I invited two agents from ICE’s Newark, New Jersey Field Office to speak to my cross-listed Philosophy/Criminal Justice class today. The topic? “Enforcement and Removal Operations 101,” or less euphemistically put, “Deporting People in the Name of the Law: An Introduction.”
The two agents more or less made the arguments you would expect agents from ICE to make: ICE is empowered to search, seize, detain, and deport those who violate the nation’s immigration laws; some or many of these illegals are bad actors, whether of a criminal or terrorist variety; and though the media like to focus on the most problematic or controversial actions that ICE undertakes, media coverage doesn’t adequately explain the legal rationale or ICE’s enforcement/deportation operations, or give a balanced account of what it is that the average ICE agent does on a daily, weekly, or monthly basis.
One of the agents making the presentation had done supervisory work at a detention facility at the border, and insisted that at least some of what Trump et al have said about members of the migrant caravan is true: the caravan includes gang members (he said), as well as Middle Eastern terrorists, specifically Syrian ones. Further (he claimed), media references to “women and children” as innocent victims are misleading; women and older teenagers prey on our sympathy for family unification, but often, or at least sometimes, use that as a cover for criminal activity. (I’m reporting here, not endorsing or rejecting.)
In listening to the agents making their case, I couldn’t help thinking how much outrage we waste on the condemnation of law enforcement when the underlying legal problems we face are legislative. Law enforcement is, after all, just the tail end, if only the most visible end, of a process that begins–or fails to begin–in Congress. The problem with immigration law in the United States is not primarily how it’s enforced, but what it says. As long as it says crazy things, it will be enforced in crazy ways, and those who enforce it will have the somewhat justifiable excuse that they’re enforcing it as written because it says what it says.
On that very subject: if you want to read an enormously informative–if sometimes quirky and opinionated–guide to immigration law, you couldn’t do better than to set a few hours aside to read and digest Jacques Delacroix’s longform essay, “Legal Immigration into the United States,” at Notes on Liberty. I’ve had my quarrels with Delacroix in the recent past, and don’t agree with everything he says in this essay, but have to admit that his essay doubled or tripled my knowledge on the subject of immigration law, is clear and entertainingly written, and is obviously the product of tremendous learning and personal experience. I highly recommend it.

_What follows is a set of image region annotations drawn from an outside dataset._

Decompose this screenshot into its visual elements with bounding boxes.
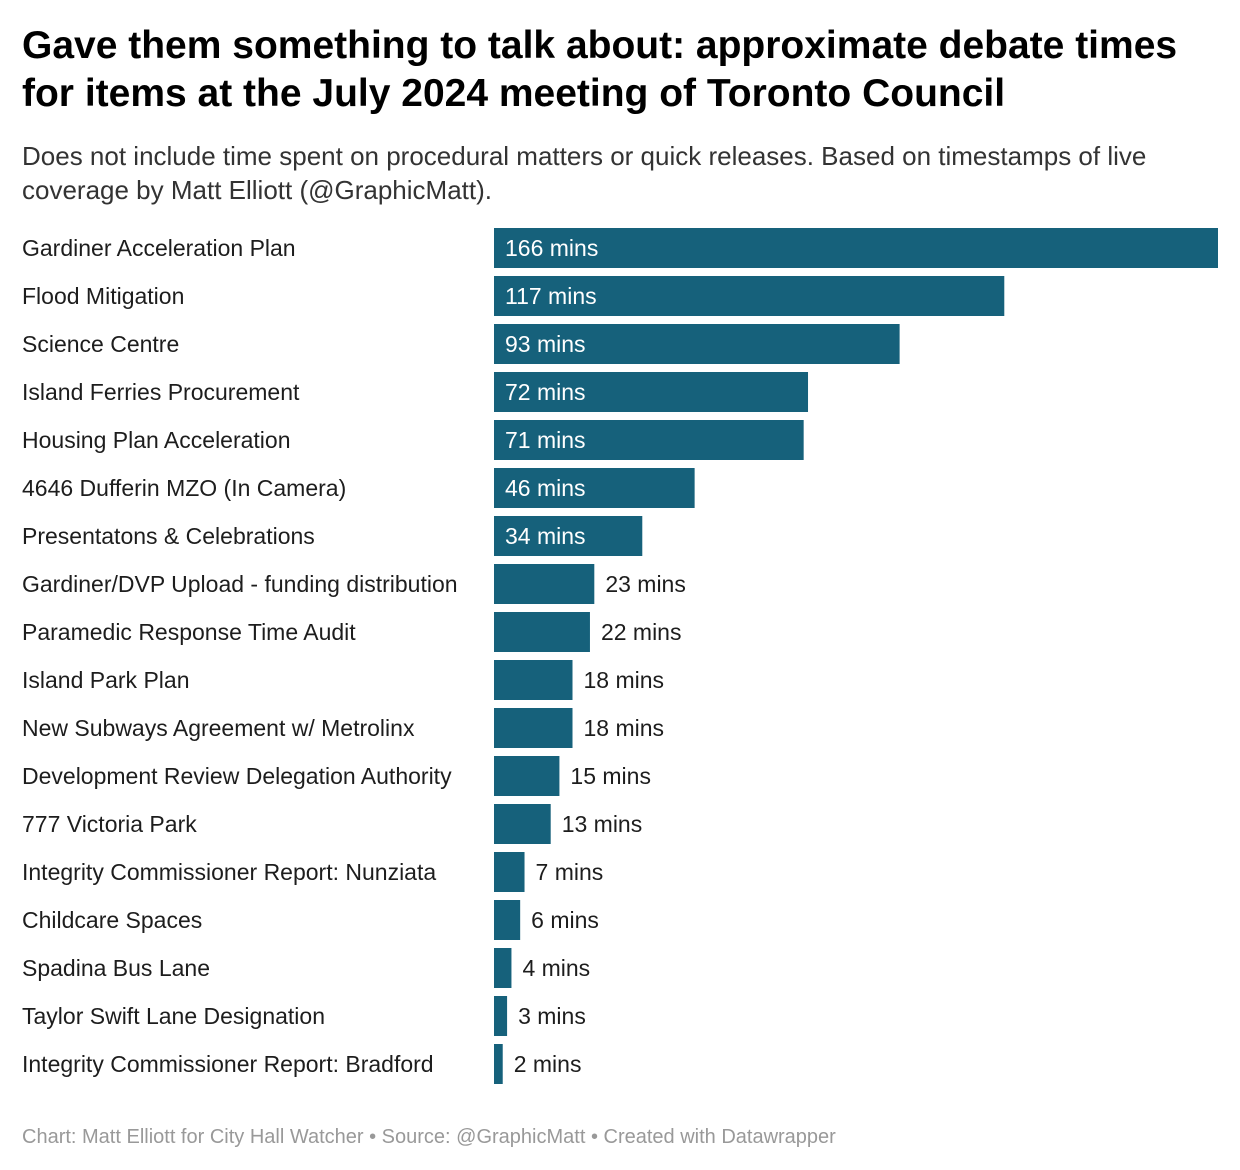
bar bbox=[494, 468, 695, 508]
value-label: 46 mins bbox=[505, 475, 586, 501]
bar bbox=[494, 276, 1005, 316]
category-label: 777 Victoria Park bbox=[22, 811, 197, 837]
value-label: 166 mins bbox=[505, 235, 598, 261]
category-label: Island Park Plan bbox=[22, 667, 189, 693]
category-label: Island Ferries Procurement bbox=[22, 379, 300, 405]
bar bbox=[494, 228, 1218, 268]
bar bbox=[494, 852, 525, 892]
bar bbox=[494, 1044, 503, 1084]
category-label: Presentatons & Celebrations bbox=[22, 523, 315, 549]
value-label: 2 mins bbox=[514, 1051, 582, 1077]
chart-title: Gave them something to talk about: appro… bbox=[22, 24, 1178, 115]
category-label: Science Centre bbox=[22, 331, 179, 357]
category-label: Childcare Spaces bbox=[22, 907, 202, 933]
value-label: 93 mins bbox=[505, 331, 586, 357]
bar bbox=[494, 420, 804, 460]
category-label: Paramedic Response Time Audit bbox=[22, 619, 356, 645]
bar bbox=[494, 708, 573, 748]
value-label: 13 mins bbox=[562, 811, 643, 837]
value-label: 23 mins bbox=[605, 571, 686, 597]
value-label: 22 mins bbox=[601, 619, 682, 645]
bar bbox=[494, 900, 521, 940]
value-label: 18 mins bbox=[584, 667, 665, 693]
value-label: 71 mins bbox=[505, 427, 586, 453]
category-label: Gardiner/DVP Upload - funding distributi… bbox=[22, 571, 458, 597]
bar bbox=[494, 612, 590, 652]
bar bbox=[494, 996, 508, 1036]
value-label: 7 mins bbox=[536, 859, 604, 885]
bar bbox=[494, 756, 560, 796]
category-label: Taylor Swift Lane Designation bbox=[22, 1003, 325, 1029]
bar bbox=[494, 324, 900, 364]
category-label: Spadina Bus Lane bbox=[22, 955, 210, 981]
chart-footer: Chart: Matt Elliott for City Hall Watche… bbox=[22, 1126, 836, 1148]
category-label: Flood Mitigation bbox=[22, 283, 184, 309]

This Thursday, to balance the appearance by ICE, I’ve invited Joyce Phipps, an immigration attorney at Casa de Esperanza, a non-profit legal aid organization, to discuss her work defending the rights of immigrants, refugees, and asylees in New Jersey. And next week, we’ll be doing an in-class video chat with Maria Lopez-Delgado, a former student of mine who works for the Battered Immigrant Project of Legal Aid of North Carolina. But it occurs to me that I should really be collaring some legislators and asking them why it’s been decades since they’ve enacted real immigration reform. Unfortunately, I only teach this course once a year, and at this point, I’m out of time. Next year, then: we’ll see what the Blue Wave has to show for itself.
I had to chuckle at one thing, however. People talk about the “rampant political correctness” of our universities, but immediately after the ICE talk, my bright-eyed and bushy-tailed pre-law and criminal justice students lined up to have some face time with the friendly agents from ICE. What did they want? To protest what ICE was doing at the border? To express their outrage over family separation and the detention of children? No, not really. They wanted to know how to get a job with ICE. Because as we all know, federal jobs pay well and offer excellent benefits. And maybe offer other, intrinsically-motivating perks besides. Think of the rewards of another day at work doing deportations.
The behavior of politically correct “snowflakes”? Or career-wise ICE chips? I leave it as an exercise in political meteorology.